那个年轻的不消分说,硬生生从我画夹里把画抽出来,力度之大,把我护画的手掰得隐隐作痛。
“你干嘛……”
“对不起,先生,这张画要交给我们。”
“开什么国际玩笑,那是我千辛万苦画出来的!”
这小小一幕争夺战已经让不少客人为之侧目。
沉思中的少女被惊动了。她似乎皱了皱眉毛,仿佛很不愿意宁静的氛围被打破,望向了这边,眼神示意询问。年轻的那个很快踱回她身旁,低声说了几句什么。那少女点点头,将画取到了自己的手心。
“那是我好不容易画出来的,拜托你还给我!”
那少女摊开那张画,看了一眼,朝我这边望来,脸上颇有惊异之色。她转过头去,似乎又低低说了几句什么。然后,她起身,那人为她披上外套,往外走去。
“喂喂,把画还给我……”我几乎是声嘶力竭地叫。
该死,这女人的力气怎么比男人还大?这貌似儒雅的家伙块头真不小,被她的身躯一挡 ,宛如一面不透风的墙堵住,竟是闯不过去。

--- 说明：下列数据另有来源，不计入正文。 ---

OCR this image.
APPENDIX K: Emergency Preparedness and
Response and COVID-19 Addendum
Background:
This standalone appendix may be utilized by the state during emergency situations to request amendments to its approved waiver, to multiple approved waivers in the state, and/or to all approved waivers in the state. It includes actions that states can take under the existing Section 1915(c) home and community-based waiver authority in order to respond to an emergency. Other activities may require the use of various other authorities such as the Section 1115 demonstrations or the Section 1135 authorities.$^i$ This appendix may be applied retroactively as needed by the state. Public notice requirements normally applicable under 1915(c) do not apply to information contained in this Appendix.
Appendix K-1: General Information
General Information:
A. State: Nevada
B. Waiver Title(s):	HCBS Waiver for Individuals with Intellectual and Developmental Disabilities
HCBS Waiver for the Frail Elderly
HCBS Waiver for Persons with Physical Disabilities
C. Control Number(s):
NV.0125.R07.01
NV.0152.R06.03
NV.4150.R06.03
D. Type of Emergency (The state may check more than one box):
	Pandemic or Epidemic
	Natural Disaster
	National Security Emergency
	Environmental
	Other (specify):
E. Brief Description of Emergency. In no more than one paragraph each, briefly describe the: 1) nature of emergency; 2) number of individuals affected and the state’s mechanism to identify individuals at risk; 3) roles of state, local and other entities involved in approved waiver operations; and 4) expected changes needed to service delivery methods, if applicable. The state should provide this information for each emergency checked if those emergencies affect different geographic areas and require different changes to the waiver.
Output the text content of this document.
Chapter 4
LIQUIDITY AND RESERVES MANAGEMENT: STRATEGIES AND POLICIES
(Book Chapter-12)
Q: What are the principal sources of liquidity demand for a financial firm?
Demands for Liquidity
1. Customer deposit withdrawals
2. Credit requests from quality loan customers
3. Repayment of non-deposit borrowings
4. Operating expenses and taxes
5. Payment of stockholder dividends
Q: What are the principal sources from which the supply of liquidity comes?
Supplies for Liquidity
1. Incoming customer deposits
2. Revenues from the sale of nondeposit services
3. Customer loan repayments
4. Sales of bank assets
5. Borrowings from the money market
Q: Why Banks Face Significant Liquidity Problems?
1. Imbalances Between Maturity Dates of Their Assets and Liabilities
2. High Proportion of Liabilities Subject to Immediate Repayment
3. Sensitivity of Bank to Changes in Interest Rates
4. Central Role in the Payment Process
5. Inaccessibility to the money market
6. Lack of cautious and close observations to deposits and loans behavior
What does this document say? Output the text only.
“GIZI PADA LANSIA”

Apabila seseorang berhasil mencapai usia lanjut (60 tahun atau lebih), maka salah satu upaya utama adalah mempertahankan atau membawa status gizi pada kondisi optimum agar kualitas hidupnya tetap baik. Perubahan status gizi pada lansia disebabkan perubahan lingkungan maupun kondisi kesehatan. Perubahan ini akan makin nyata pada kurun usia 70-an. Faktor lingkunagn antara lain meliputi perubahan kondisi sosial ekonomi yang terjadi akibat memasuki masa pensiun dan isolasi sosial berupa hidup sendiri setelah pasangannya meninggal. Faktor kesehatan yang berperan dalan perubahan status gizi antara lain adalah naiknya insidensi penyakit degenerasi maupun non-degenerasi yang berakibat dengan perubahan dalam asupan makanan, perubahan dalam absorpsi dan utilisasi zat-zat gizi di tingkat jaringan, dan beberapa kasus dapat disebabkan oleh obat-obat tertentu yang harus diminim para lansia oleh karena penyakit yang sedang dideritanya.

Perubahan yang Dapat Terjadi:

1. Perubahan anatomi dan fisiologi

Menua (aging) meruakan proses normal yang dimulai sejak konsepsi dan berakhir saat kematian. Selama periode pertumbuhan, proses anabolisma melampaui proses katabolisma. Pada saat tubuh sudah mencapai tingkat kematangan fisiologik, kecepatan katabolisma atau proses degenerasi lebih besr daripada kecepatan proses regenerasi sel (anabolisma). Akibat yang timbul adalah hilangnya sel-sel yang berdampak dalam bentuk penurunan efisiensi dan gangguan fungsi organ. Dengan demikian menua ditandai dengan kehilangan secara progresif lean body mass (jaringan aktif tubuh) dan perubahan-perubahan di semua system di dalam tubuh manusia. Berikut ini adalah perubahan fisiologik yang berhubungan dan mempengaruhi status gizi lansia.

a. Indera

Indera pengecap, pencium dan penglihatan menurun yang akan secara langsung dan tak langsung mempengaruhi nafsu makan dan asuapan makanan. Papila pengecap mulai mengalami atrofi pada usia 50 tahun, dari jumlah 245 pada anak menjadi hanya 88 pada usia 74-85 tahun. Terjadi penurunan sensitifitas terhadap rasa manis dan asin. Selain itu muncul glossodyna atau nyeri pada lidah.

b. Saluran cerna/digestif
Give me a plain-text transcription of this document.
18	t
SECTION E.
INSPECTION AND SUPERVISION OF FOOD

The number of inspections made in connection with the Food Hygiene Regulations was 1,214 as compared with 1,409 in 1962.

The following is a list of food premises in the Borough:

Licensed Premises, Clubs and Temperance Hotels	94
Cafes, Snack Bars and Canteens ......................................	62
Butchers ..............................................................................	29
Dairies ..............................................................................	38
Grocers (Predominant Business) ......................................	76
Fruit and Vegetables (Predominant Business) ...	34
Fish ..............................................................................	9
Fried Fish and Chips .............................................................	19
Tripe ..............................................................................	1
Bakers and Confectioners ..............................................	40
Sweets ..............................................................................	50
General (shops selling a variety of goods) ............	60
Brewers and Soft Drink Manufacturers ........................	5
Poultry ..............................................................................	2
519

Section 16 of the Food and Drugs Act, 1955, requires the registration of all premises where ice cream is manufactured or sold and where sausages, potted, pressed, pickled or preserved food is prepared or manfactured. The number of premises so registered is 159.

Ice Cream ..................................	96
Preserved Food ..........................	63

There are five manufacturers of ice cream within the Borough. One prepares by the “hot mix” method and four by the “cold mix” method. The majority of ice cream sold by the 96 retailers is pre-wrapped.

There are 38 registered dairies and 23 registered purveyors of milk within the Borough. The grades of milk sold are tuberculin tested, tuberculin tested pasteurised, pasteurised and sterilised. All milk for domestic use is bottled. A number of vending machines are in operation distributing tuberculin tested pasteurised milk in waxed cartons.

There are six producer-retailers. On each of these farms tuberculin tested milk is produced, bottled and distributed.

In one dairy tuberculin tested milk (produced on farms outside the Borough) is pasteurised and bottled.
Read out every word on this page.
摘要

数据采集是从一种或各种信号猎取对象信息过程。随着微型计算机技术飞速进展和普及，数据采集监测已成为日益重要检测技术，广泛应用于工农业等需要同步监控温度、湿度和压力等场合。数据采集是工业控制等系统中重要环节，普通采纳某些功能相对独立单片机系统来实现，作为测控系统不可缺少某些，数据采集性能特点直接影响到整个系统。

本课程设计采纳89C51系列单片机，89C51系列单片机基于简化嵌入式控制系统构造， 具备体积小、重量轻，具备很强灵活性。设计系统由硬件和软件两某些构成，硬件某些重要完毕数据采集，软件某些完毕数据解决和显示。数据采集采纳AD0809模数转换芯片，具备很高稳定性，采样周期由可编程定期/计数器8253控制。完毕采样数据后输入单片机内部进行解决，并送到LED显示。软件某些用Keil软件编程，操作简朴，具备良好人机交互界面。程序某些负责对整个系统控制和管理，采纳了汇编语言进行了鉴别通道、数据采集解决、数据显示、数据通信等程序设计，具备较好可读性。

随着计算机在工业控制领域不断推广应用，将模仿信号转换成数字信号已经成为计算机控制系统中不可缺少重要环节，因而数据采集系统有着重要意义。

直到那少女的身影消失于我眼帘。那女人才放开我。歉然笑笑:“对不起了先生。这里一点心意,算是补偿你的损失。”她随手撂下几张百元大钞。出手竟很大方。这更令人气闷。狗眼看人低!
“这不是钱的问题……”我愤愤不平。
我难得灵感这么好,画出一张如此令人满意的作品。这是我梦寐以求的时刻,却偏偏被人不识趣地搅局。
她们可没有时间听我抱怨,丢下钱,就扬长而去。我半是气恼,又是心疼不舍,郁闷了半天,愤愤一脚踢在咖啡桌的木脚上,从齿缝里蹦出一句:“倒霉!”